It's a cute - if predictable - story, in which the narrator starts by quoting the virus-like jingle, explores the horrors experienced by those infected with it, and concludes with the following lines: "Why did I write this article? It was for a worthy, even a noble, purpose. It was to warn you, reader, if you should came across those merciless rhymes, to avoid them--avoid them as you would a pestilence." (Ha ha ha.)
I didn't see anything at all about the M.T. story on the Punch Brothers' website -- even after running a google search on the site for words such as "twain", "clemens" and "passenjare"[fn2] -- but in this instance, wikipedia gives me the answer I like, so I will of course assume that wikipedia is correct.
But the Punch Brothers' music is reasonably infectious in its own right, and their concert in Prospect Park was a good excuse for a farewell picnic for Lauren, who is also leaving New York.
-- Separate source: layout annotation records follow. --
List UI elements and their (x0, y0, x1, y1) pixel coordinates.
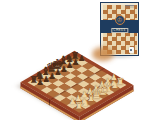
dark-pawn: ♟ (60, 66, 67, 74)
light-bishop: ♝ (103, 82, 113, 94)
dark-pawn: ♟ (43, 76, 50, 84)
light-bishop: ♝ (86, 92, 96, 104)
dark-bishop: ♝ (40, 66, 50, 78)
light-pawn: ♟ (87, 88, 94, 96)
dark-pawn: ♟ (37, 79, 44, 87)
dark-rook: ♜ (71, 50, 80, 60)
dark-rook: ♜ (30, 74, 39, 84)
light-king: ♚ (96, 83, 109, 97)
light-rook: ♜ (116, 77, 125, 87)
light-pawn: ♟ (110, 74, 117, 82)
dark-knight: ♞ (64, 53, 73, 64)
light-pawn: ♟ (93, 84, 100, 92)
light-pawn: ♟ (75, 95, 82, 103)
light-pawn: ♟ (104, 78, 111, 86)
light-knight: ♞ (80, 96, 89, 107)
dark-knight: ♞ (35, 70, 44, 81)
dark-bishop: ♝ (58, 55, 68, 67)
dark-pawn: ♟ (54, 69, 61, 77)
dark-pawn: ♟ (78, 55, 85, 63)
product-photo-scene: ♔ CHESS ♜♞♝♚♛♝♞♜♟♟♟♟♟♟♟♟♟♟♟♟♟♟♟♟♜♞♝♚♛♝♞♜ (0, 0, 150, 120)
light-pawn: ♟ (81, 91, 88, 99)
light-rook: ♜ (75, 101, 84, 111)
light-pawn: ♟ (69, 98, 76, 106)
light-pawn: ♟ (98, 81, 105, 89)
light-queen: ♛ (91, 87, 103, 100)
pieces-layer: ♜♞♝♚♛♝♞♜♟♟♟♟♟♟♟♟♟♟♟♟♟♟♟♟♜♞♝♚♛♝♞♜ (0, 0, 150, 120)
dark-pawn: ♟ (66, 62, 73, 70)
dark-queen: ♛ (46, 61, 58, 74)
dark-pawn: ♟ (72, 59, 79, 67)
dark-pawn: ♟ (48, 72, 55, 80)
dark-king: ♚ (51, 56, 64, 70)
light-knight: ♞ (110, 79, 119, 90)
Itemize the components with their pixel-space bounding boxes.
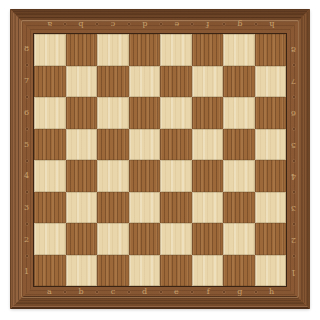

What's up with all these departures, anyway? Is it a sign?
fn1: I recall becoming aware of the M.T. story and a modern version of it simultaneously, in early elementary school (the mental image is of our kitchen in Ohio). In the modern story, there is a catchy rhyme about donuts which similarly hijacks the narrator's brain. It's something like "There's not no nuts in you-know-whats. Because a wholly whole hole with a hole bitten in it is a wholly whole hole, and it just plain isn't!" But I haven't been able to find this online in a google search, so I don't know the author or title of this piece.
fn2: For example, the google search passenjare site:www.punchbrothers.com returns ZERO hits (same result if you substitute in "twain" or "clemens"), whereas the search bluegrass site:www.punchbrothers.com returns 189 hits.